Masalah terkait biaya pendidikan yang semakin mahal bukan hanya dirasakan pada sektor pendidikan tinggi saja karena pada sektor pendidikan dasar dan menengah pun juga ikut merasakan dampak dari kebijakan kapitalisasi pendidikan ini. Ini menunjukkan, bahwa pemerintah sebagai penyelenggara pendidikan masih belum serius dalam menjalankan salah satu amanat konstitusi yakni mewujudkan pendidikan inklusif yang terbuka bagi semua orang (education for all). Padahal, jika kita lihat lagi, pendidikan adalah salah satu hak manusia yang harus dipenuhi dalam rangka meningkatkan kualitas diri.
Oleh sebabnya, pendidikan harus bersifat inklusif, artinya pendidikan harus bisa didapatkan oleh setiap manusia tanpa terkecuali. Setiap individu terlepas dari latar belakang identitas yang berbeda baik itu suku, agama, ras, gender, kelas sosial dan kondisi tertentu, semuanya harus mendapatkan kualitas pendidikan yang berkeadilan.
Selain faktor biaya pendidikan yang semakin meningkat, ada faktor lain yang membuat pendidikan inklusif agaknya cukup sulit untuk digapai yakni pemerataan akses fasilitas pendidikan yang persebarannya belum merata.

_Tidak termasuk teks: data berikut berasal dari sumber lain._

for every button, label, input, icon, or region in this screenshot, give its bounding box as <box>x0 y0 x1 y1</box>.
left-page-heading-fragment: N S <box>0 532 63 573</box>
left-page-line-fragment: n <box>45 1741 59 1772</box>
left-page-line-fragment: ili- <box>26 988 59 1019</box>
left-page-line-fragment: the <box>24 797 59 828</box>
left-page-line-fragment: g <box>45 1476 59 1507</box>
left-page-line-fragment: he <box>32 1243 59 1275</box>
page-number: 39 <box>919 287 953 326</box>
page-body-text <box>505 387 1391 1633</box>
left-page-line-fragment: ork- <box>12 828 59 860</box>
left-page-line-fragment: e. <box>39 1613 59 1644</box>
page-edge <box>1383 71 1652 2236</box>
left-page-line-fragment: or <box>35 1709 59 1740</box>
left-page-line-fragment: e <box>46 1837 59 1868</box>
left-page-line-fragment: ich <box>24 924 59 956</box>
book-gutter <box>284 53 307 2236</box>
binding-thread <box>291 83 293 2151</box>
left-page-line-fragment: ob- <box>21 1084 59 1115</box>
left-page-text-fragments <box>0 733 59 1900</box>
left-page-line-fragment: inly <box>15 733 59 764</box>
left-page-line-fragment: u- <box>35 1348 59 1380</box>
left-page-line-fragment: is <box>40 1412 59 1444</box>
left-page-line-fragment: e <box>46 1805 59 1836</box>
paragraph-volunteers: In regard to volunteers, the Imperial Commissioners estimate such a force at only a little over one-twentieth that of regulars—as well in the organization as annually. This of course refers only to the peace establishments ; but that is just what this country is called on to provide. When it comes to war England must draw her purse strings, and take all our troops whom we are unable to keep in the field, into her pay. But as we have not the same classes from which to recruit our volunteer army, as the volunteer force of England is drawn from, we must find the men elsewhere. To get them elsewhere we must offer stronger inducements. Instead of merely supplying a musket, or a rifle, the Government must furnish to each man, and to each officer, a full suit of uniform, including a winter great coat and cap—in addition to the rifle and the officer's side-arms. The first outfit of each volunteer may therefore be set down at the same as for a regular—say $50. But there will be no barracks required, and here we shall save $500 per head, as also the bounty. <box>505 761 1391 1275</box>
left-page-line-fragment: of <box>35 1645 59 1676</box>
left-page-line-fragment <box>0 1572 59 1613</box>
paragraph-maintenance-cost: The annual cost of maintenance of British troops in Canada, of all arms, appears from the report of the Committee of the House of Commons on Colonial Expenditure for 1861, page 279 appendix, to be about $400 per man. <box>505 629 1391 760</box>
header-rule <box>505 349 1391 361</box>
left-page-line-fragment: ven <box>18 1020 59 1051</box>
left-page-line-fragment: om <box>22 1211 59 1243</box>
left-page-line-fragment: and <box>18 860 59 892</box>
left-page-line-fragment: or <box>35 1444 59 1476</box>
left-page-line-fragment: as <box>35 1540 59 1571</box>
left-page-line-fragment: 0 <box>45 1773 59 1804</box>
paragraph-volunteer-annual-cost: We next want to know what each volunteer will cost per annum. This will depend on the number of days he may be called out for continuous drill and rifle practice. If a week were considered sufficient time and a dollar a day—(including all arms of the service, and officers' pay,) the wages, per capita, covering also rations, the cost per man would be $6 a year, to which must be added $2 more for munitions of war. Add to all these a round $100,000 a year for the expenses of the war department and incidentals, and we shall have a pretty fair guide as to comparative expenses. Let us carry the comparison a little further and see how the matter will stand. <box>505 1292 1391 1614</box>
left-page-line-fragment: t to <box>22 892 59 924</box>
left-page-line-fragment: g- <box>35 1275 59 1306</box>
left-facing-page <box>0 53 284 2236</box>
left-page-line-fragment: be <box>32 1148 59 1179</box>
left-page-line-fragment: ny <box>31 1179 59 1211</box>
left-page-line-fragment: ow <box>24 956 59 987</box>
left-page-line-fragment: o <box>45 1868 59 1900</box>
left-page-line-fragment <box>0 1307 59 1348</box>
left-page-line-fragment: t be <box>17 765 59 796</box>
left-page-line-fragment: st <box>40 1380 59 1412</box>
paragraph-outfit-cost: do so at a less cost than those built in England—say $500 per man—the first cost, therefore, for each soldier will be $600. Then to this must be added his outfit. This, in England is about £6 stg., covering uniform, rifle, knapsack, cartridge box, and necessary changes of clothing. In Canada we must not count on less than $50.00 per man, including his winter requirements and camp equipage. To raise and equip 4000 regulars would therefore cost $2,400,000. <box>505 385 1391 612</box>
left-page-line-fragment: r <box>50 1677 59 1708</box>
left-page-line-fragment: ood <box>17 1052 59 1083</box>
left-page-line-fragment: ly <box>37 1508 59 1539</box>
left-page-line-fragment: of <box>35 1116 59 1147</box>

Fasilitas pendidikan adalah hal yang cukup urgen dalam rangka sebagai penunjang bagi peserta didik mendapatkan pendidikan.
Data menyebutkan di tahun ajaran (TA) 2023-2024, terdapat 121.011 ruang kelas SD yang rusak berat, 27.121 ruang kelas SMP yang rusak berat, 10.692 ruang kelas SMA dan 5.690 ruang kelas SMK yang rusak berat (Kemendikbud). Data ini mengungkapkan terkait dengan fasilitas pendidikan yang kurang mendukung.
Namun, penelitian yang dilakukan oleh Muhammad (2023) menjelaskan bahwa fasilitas pendidikan yang kurang mendukung, berpengaruh kurang baik terhadap semangat dan motivasi peserta didik dalam mengenyam bangku pendidikan. Hal ini menjadikan faktor sarana pendidikan menjadi salah satu faktor krusial yang harus diperhatikan dalam rangka memastikan layanan pendidikan bisa terjangkau dengan baik oleh semua orang. Sarana pendidikan yang memadai juga merupakan salah satu aspek dari pendidikan inklusif yang harus mampu untuk terpenuhi.